The wound in his leg soon healed, but it took another year for him to be able to walk without a limp, two for full flexibility to return to his back. He’d been assigned to administrative duties, but, when he was fit again, the question arose of what to do with him. Pilots of his ability were uncommon, and there was no longer a theater of war in which he might cause further embarrassment. He could be posted somewhere remote and continue to serve a purpose, while the legend of Ivan the Terrible, that had passed like a curse through the flight lines of Korea, would slip into oblivion.

In the autumn of 1955 he received a posting to Franz Josef Land. The archipelago lay high in the Arctic Circle, only 1,000 kilometres from the Pole, only 2,000 from American airspace.

He travelled from Murmansk on a transport plane carrying a dozen posted personnel. Some were bound for the “weather station” at Nagurskoye on Alexander Island; they were bomber crews or air defense radar operators.
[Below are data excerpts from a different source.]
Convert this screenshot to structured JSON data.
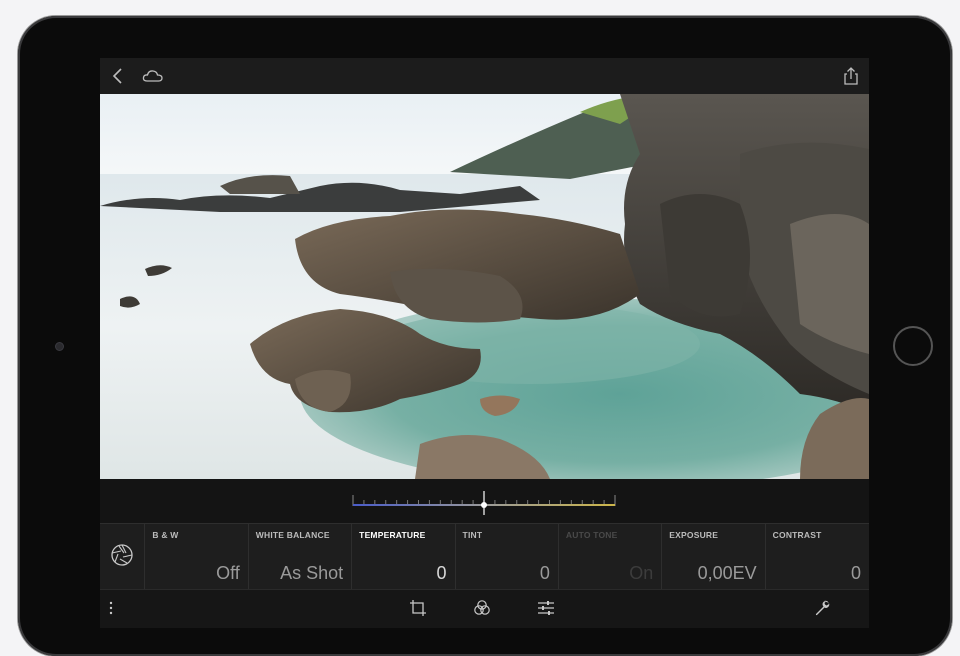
{
  "photo": {
    "subject": "long-exposure seascape with rocky coastline"
  },
  "slider": {
    "position_fraction": 0.5
  },
  "tools": [
    {
      "label": "B & W",
      "value": "Off",
      "state": "normal"
    },
    {
      "label": "WHITE BALANCE",
      "value": "As Shot",
      "state": "normal"
    },
    {
      "label": "TEMPERATURE",
      "value": "0",
      "state": "active"
    },
    {
      "label": "TINT",
      "value": "0",
      "state": "normal"
    },
    {
      "label": "AUTO TONE",
      "value": "On",
      "state": "disabled"
    },
    {
      "label": "EXPOSURE",
      "value": "0,00EV",
      "state": "normal"
    },
    {
      "label": "CONTRAST",
      "value": "0",
      "state": "normal"
    }
  ],
  "icons": {
    "top_left": [
      "back-icon",
      "cloud-icon"
    ],
    "top_right": [
      "share-icon"
    ],
    "panel_left": "aperture-icon",
    "bottom": [
      "more-icon",
      "crop-icon",
      "profile-icon",
      "adjust-icon",
      "wrench-icon"
    ]
  },
  "colors": {
    "device_frame": "#0b0b0b",
    "screen_bg": "#1a1a1a",
    "active_label": "#ffffff",
    "slider_thumb": "#ffffff"
  }
}
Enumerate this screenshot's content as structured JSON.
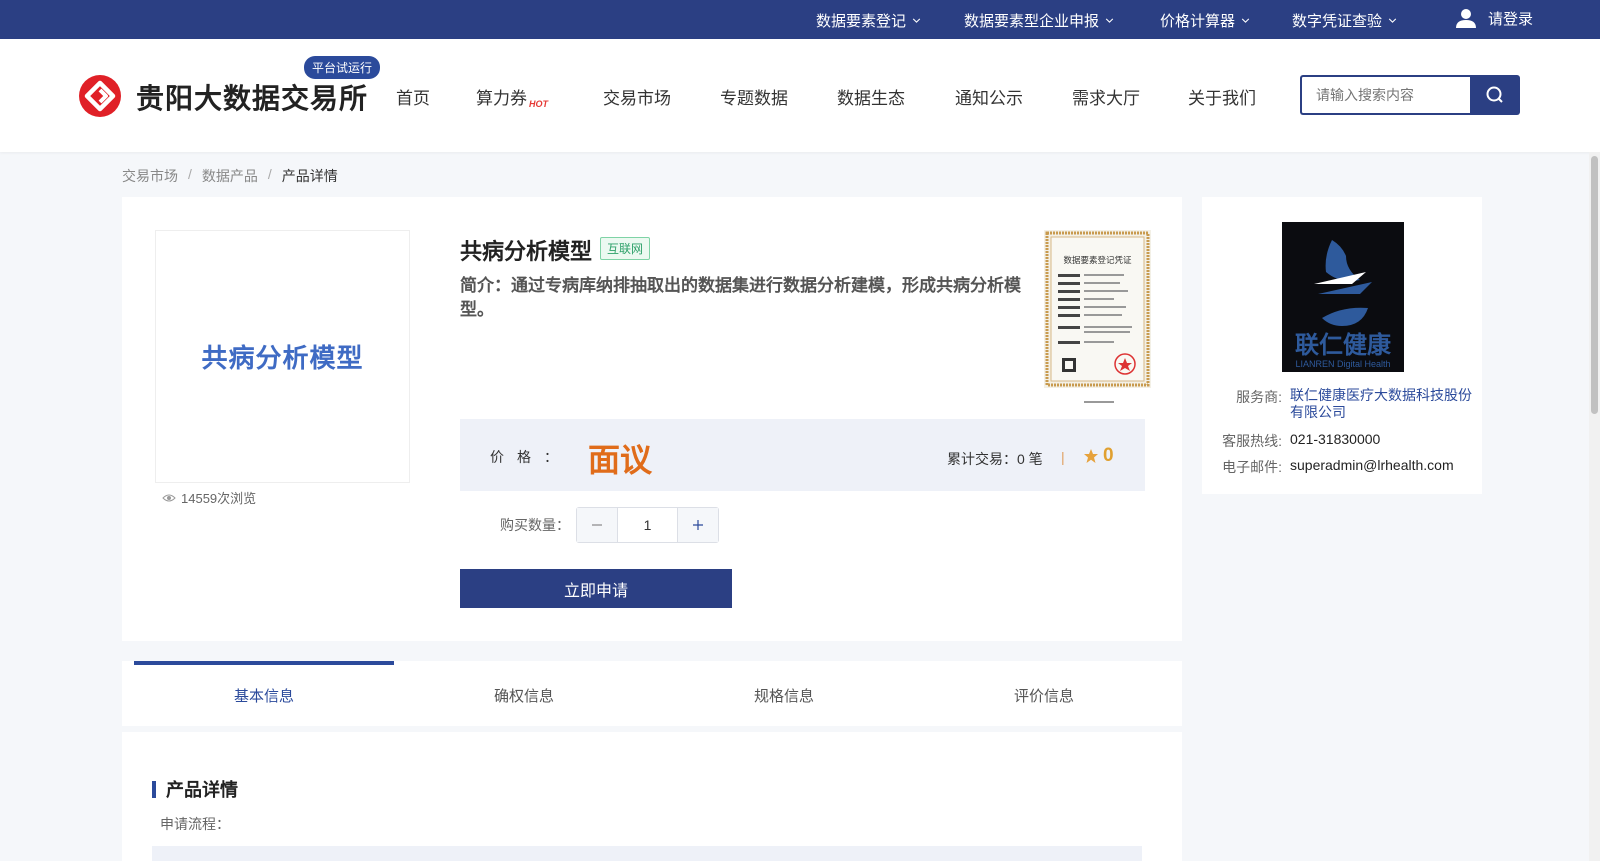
{
  "topbar": {
    "items": [
      {
        "label": "数据要素登记"
      },
      {
        "label": "数据要素型企业申报"
      },
      {
        "label": "价格计算器"
      },
      {
        "label": "数字凭证查验"
      }
    ],
    "login_label": "请登录"
  },
  "header": {
    "logo_text": "贵阳大数据交易所",
    "trial_badge": "平台试运行",
    "nav": [
      {
        "label": "首页"
      },
      {
        "label": "算力券",
        "hot": "HOT"
      },
      {
        "label": "交易市场"
      },
      {
        "label": "专题数据"
      },
      {
        "label": "数据生态"
      },
      {
        "label": "通知公示"
      },
      {
        "label": "需求大厅"
      },
      {
        "label": "关于我们"
      }
    ],
    "search_placeholder": "请输入搜索内容"
  },
  "breadcrumb": [
    "交易市场",
    "数据产品",
    "产品详情"
  ],
  "product": {
    "thumb_text": "共病分析模型",
    "views": "14559次浏览",
    "title": "共病分析模型",
    "tag": "互联网",
    "intro": "简介：通过专病库纳排抽取出的数据集进行数据分析建模，形成共病分析模型。",
    "cert_title": "数据要素登记凭证",
    "price_label": "价格：",
    "price_value": "面议",
    "trade_count": "累计交易：0 笔",
    "rating": "0",
    "qty_label": "购买数量：",
    "qty_value": "1",
    "apply_label": "立即申请"
  },
  "provider": {
    "logo_text_cn": "联仁健康",
    "logo_text_en": "LIANREN Digital Health",
    "rows": [
      {
        "label": "服务商:",
        "value": "联仁健康医疗大数据科技股份有限公司"
      },
      {
        "label": "客服热线:",
        "value": "021-31830000"
      },
      {
        "label": "电子邮件:",
        "value": "superadmin@lrhealth.com"
      }
    ]
  },
  "tabs": [
    {
      "label": "基本信息"
    },
    {
      "label": "确权信息"
    },
    {
      "label": "规格信息"
    },
    {
      "label": "评价信息"
    }
  ],
  "detail": {
    "title": "产品详情",
    "subtitle": "申请流程："
  },
  "colors": {
    "brand": "#2b3f83",
    "price": "#e06c1a",
    "tag_green": "#2ea16a"
  }
}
The remainder were assigned to the fighter base on Graham Bell Island. The existence of these bases was a state secret.

The other men said little to one another, and Yefgenii said nothing at all. He gazed out of a porthole as they crossed the Barents Sea. Pack ice swaddled the Franz Josef archipelago. Only Northbrook Island, the southwesternmost, was free of it. The islands ranged from tiny outcrops to enormous plates of volcanic rock bearing ice fields and tundra. Cloud squatted over the eastern islands, where the fighter station lay. The aircraft descended. It was the sinking under the sea once more, the cloud smothering him as his parachute had done, like the lid being sealed all over again.